I just do not get it. I keep seeing and hearing stories about veterans who are not being hired. One woman spent a year in Iraq guarding high profile prisoners. She joined the National Guard at the age of 36 years old. Soon, she went on her first tour in Iraq. She was laid off from her bank job and could not find a new job. So, she volunteered for a second tour in Iraq. Norma Mojica has demonstrated the sort of character and motivation that would satisfy any employer. Yet, she remains unemployed today. See CBS News report. Unlike some veterans, she had a civilian job and has civilian job skills. The unemployment rate for veterans has consistently remained several points higher than for non-veterans.
I have to wonder if the average civilian employer realizes the high level of responsibility the Norma Mojicas have as Non-Commissioned Officers in a war zone. They are responsible for the lives of their soldiers and the well-being of countless soldiers with whom they work.
I had a soldier who worked for me when I was in Iraq. Sunny Tang processed requests for payment on reconstruction projects. He paid on tens of millions of dollars in a 12 month time period. He took care of the soldiers coming in from the distant FOB’s (Forward Operating Base) knowing they had to get back on the road before nightfall. Because of his abilities with computers, he became the de facto IT person for some 30 computers. He did all this in a war zone with the daily pressure of lives always on the line in every decision and every payment request.

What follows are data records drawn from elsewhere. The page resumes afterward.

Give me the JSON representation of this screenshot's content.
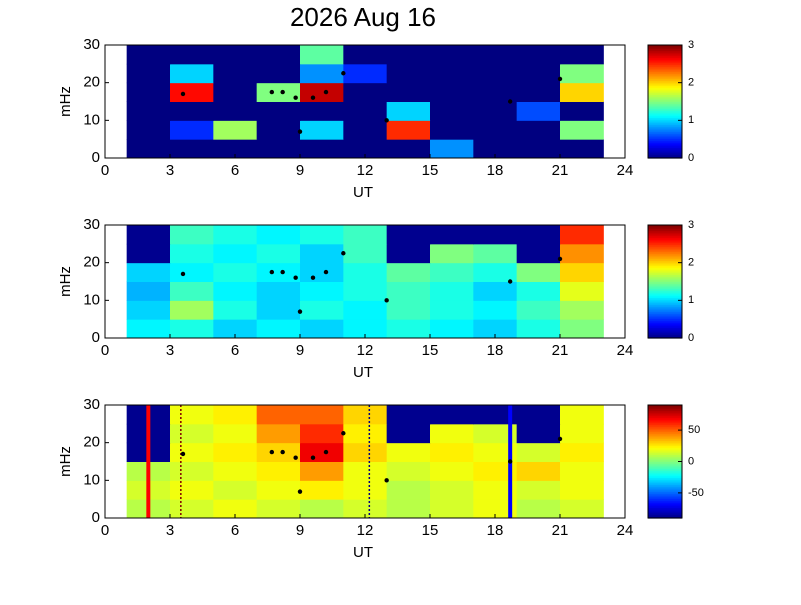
{
  "chart_data": [
    {
      "type": "heatmap",
      "title": "2026 Aug 16",
      "xlabel": "UT",
      "ylabel": "mHz",
      "xlim": [
        0,
        24
      ],
      "xticks": [
        0,
        3,
        6,
        9,
        12,
        15,
        18,
        21,
        24
      ],
      "ylim": [
        0,
        30
      ],
      "yticks": [
        0,
        10,
        20,
        30
      ],
      "x": [
        2,
        4,
        6,
        8,
        10,
        12,
        14,
        16,
        18,
        20,
        22
      ],
      "y": [
        2.5,
        7.5,
        12.5,
        17.5,
        22.5,
        27.5
      ],
      "z": [
        [
          0,
          0,
          0,
          0,
          0,
          0,
          0,
          0.8,
          0,
          0,
          0
        ],
        [
          0,
          0.5,
          1.6,
          0,
          1.0,
          0,
          2.5,
          0,
          0,
          0,
          1.5
        ],
        [
          0,
          0,
          0,
          0,
          0,
          0,
          1.0,
          0,
          0,
          0.6,
          0
        ],
        [
          0,
          2.6,
          0,
          1.5,
          2.8,
          0,
          0,
          0,
          0,
          0,
          2.0
        ],
        [
          0,
          1.0,
          0,
          0,
          0.8,
          0.5,
          0,
          0,
          0,
          0,
          1.5
        ],
        [
          0,
          0,
          0,
          0,
          1.4,
          0,
          0,
          0,
          0,
          0,
          0
        ]
      ],
      "clim": [
        0,
        3
      ],
      "cticks": [
        0,
        1,
        2,
        3
      ],
      "events": {
        "x": [
          3.6,
          7.7,
          8.2,
          8.8,
          9.0,
          9.6,
          10.2,
          11.0,
          13.0,
          18.7,
          21.0
        ],
        "y": [
          17,
          17.5,
          17.5,
          16,
          7,
          16,
          17.5,
          22.5,
          10,
          15,
          21
        ]
      }
    },
    {
      "type": "heatmap",
      "xlabel": "UT",
      "ylabel": "mHz",
      "xlim": [
        0,
        24
      ],
      "xticks": [
        0,
        3,
        6,
        9,
        12,
        15,
        18,
        21,
        24
      ],
      "ylim": [
        0,
        30
      ],
      "yticks": [
        0,
        10,
        20,
        30
      ],
      "x": [
        2,
        4,
        6,
        8,
        10,
        12,
        14,
        16,
        18,
        20,
        22
      ],
      "y": [
        2.5,
        7.5,
        12.5,
        17.5,
        22.5,
        27.5
      ],
      "z": [
        [
          1.1,
          1.2,
          1.0,
          1.1,
          1.0,
          1.1,
          1.2,
          1.1,
          1.0,
          1.2,
          1.5
        ],
        [
          1.0,
          1.6,
          1.2,
          1.0,
          1.2,
          1.1,
          1.3,
          1.2,
          1.1,
          1.3,
          1.6
        ],
        [
          0.9,
          1.3,
          1.1,
          1.0,
          1.1,
          1.2,
          1.3,
          1.2,
          1.0,
          1.2,
          1.8
        ],
        [
          1.0,
          1.1,
          1.2,
          1.1,
          1.0,
          1.2,
          1.4,
          1.3,
          1.2,
          1.5,
          2.0
        ],
        [
          null,
          1.2,
          1.1,
          1.2,
          1.0,
          1.3,
          null,
          1.5,
          1.4,
          null,
          2.2
        ],
        [
          null,
          1.3,
          1.2,
          1.1,
          1.2,
          1.3,
          null,
          null,
          null,
          null,
          2.5
        ]
      ],
      "clim": [
        0,
        3
      ],
      "cticks": [
        0,
        1,
        2,
        3
      ],
      "events": {
        "x": [
          3.6,
          7.7,
          8.2,
          8.8,
          9.0,
          9.6,
          10.2,
          11.0,
          13.0,
          18.7,
          21.0
        ],
        "y": [
          17,
          17.5,
          17.5,
          16,
          7,
          16,
          17.5,
          22.5,
          10,
          15,
          21
        ]
      }
    },
    {
      "type": "heatmap",
      "xlabel": "UT",
      "ylabel": "mHz",
      "xlim": [
        0,
        24
      ],
      "xticks": [
        0,
        3,
        6,
        9,
        12,
        15,
        18,
        21,
        24
      ],
      "ylim": [
        0,
        30
      ],
      "yticks": [
        0,
        10,
        20,
        30
      ],
      "x": [
        2,
        4,
        6,
        8,
        10,
        12,
        14,
        16,
        18,
        20,
        22
      ],
      "y": [
        2.5,
        7.5,
        12.5,
        17.5,
        22.5,
        27.5
      ],
      "z": [
        [
          10,
          15,
          20,
          15,
          10,
          15,
          10,
          15,
          20,
          10,
          15
        ],
        [
          15,
          20,
          15,
          20,
          25,
          20,
          10,
          15,
          20,
          15,
          20
        ],
        [
          10,
          15,
          20,
          25,
          40,
          20,
          15,
          20,
          25,
          30,
          20
        ],
        [
          null,
          20,
          25,
          30,
          70,
          30,
          20,
          25,
          20,
          15,
          25
        ],
        [
          null,
          15,
          20,
          40,
          60,
          25,
          null,
          20,
          15,
          null,
          20
        ],
        [
          null,
          20,
          25,
          50,
          50,
          30,
          null,
          null,
          null,
          null,
          20
        ]
      ],
      "clim": [
        -90,
        90
      ],
      "cticks": [
        -50,
        0,
        50
      ],
      "events": {
        "x": [
          3.6,
          7.7,
          8.2,
          8.8,
          9.0,
          9.6,
          10.2,
          11.0,
          13.0,
          18.7,
          21.0
        ],
        "y": [
          17,
          17.5,
          17.5,
          16,
          7,
          16,
          17.5,
          22.5,
          10,
          15,
          21
        ]
      },
      "lines": [
        {
          "x": 2.0,
          "color": "#ff0000",
          "dashed": false
        },
        {
          "x": 3.5,
          "color": "#800000",
          "dashed": true
        },
        {
          "x": 12.2,
          "color": "#000080",
          "dashed": true
        },
        {
          "x": 18.7,
          "color": "#0000ff",
          "dashed": false
        }
      ]
    }
  ]
}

I knew an officer who went home, knowing that his wife wanted a divorce. He happened to see his wife’s new boyfriend reading a bed-time story to the officer’s children. He got into an altercation or two – all during his two week break. That officer came back to the war with a lot on his mind. Yet, he had to perform. If he did not, lives or limbs could be lost.
Sgt. Tang should not have even been with us. He thought he had processed out. His term of enlistment ended in 2002. Unknown to Sgt. Tang, his unit failed to process him out as they should have. He was carried, apparently, as "excused absent" for 12 months. When the Iraq war kicked off in 2003, his new commander called Tang at home and told him to report asap or be arrested. Sgt. Tang reported as he was at the time, barefoot and shirtless. He was on active duty from that day forward.
One would expect Sgt. Tang to be bitter. But, if he was, he never showed it. He was a rock for 10 months. In his 11th month, his girlfriend was seeing someone else. He learned about it and hit a bad patch. But, within a week, he has back at work and was a rock of a soldier, once again.
These are the sort of personnel issues every NCO deals with, everyday. The NCO’s are on the front line in dealing with complicated personnel issues. Is there any doubt that Sgt. Tang would appear at work everyday? Is there any doubt that he would come to work even when he felt bad? Is there any doubt that Sgt. Tang would solve problems at work, not just present problems to his civilian boss? I am simply amazed that some employer has not snapped up a civilian and NCO like Norma Mojica.